Giancarlo Stanton, who has been on the IL since April 1 with a left biceps, left shoulder and now left calf strain, is scheduled to begin a minor league rehab assignment Tuesday with Tampa. The outfielder is scheduled to DH for nine innings on Tuesday and play seven innings in right field on Wednesday. He will join Scranton for a weekend series and then depending on how he reacts — and the weather — could be back the following week.

“He could be back as early as the Tampa series or Houston series, but we’ll see,” Cashman said.


While Cashman said he has been pleased with Clint Frazier’s play, he was not pleased with his ditching the media after his three mistakes cost the Yankees a chance to sweep the Red Sox last week. The GM said he also wasn’t impressed with how he aired his grievances the next time he did talk to the media.
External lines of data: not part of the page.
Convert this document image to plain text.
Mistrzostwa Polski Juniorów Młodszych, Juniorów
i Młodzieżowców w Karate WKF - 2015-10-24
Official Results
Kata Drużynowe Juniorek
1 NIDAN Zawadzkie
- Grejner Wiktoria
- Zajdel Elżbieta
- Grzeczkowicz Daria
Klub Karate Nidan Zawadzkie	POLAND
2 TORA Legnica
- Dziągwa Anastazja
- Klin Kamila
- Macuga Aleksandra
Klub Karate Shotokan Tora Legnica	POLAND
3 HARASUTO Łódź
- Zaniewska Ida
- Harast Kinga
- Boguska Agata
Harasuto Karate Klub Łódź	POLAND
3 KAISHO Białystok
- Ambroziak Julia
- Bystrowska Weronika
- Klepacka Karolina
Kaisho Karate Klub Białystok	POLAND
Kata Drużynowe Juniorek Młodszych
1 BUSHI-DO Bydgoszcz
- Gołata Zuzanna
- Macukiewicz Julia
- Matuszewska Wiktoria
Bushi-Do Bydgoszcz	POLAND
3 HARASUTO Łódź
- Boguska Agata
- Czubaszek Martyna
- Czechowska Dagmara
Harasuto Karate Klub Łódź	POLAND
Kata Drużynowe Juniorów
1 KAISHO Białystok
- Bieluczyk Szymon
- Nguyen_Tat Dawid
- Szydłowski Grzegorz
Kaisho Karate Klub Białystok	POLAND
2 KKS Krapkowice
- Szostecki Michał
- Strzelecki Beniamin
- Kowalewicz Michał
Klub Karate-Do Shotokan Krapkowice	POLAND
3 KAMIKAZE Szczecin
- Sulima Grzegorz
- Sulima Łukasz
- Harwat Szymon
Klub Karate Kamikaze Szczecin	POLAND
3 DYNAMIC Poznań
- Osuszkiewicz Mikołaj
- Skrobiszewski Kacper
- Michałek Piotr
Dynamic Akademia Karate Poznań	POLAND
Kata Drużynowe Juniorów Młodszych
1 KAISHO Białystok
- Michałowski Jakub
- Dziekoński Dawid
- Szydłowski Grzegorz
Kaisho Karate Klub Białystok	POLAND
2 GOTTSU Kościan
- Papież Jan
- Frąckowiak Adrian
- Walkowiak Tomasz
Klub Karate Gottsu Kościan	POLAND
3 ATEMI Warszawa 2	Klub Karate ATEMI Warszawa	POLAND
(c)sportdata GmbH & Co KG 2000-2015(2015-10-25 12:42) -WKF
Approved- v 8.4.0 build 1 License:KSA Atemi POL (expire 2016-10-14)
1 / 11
“I think I’ve handled myself for the most part in the press very well, but I have had my bad days. You recognize that. It’s not an easy situation. I didn’t like how he responded to the follow-up questions. When he had a chance to do a do-over, I didn’t think he did what he should have,” Cashman said. “It’s all part of that growing process and learning process. At the end of the day, it’s his career and he’s producing. He’s an extremely talented kid ... the media is your vehicle to communicate that way and you’ve got to be there for the good times and the bad.”

Cashman compared Frazier’s behavior to that of Didi Gregorius after his error in the ninth inning on Sunday allowed the tying run to score.

“I know Didi was at his locker Sunday after he kicked the ball that cost us and forced us to go into extra innings. We won the game, but Didi was there to answer the questions. He didn’t shy away from it. That’s a veteran, he’s been around a long time. Things like that, Clint is noticing, seeing, hopefully learning and growing from,” Cashman said. “Regardless of that, if you decide to go the other way and fight back and push through and create turbulence, at the end of the day your performance is going to speak for itself.

“The one thing that has been really exciting is how he has played since that. He’s really swung the bat well. He went into Cleveland and did really well. He backed it up since that time. That’s an encouraging sign for someone that’s showing some mental fortitude and toughness even though at times, maybe not the right decision making,” Cashman continued. "The biggest thing is the growth after the fact that comes with that. He’s young, so we just have to play it out.”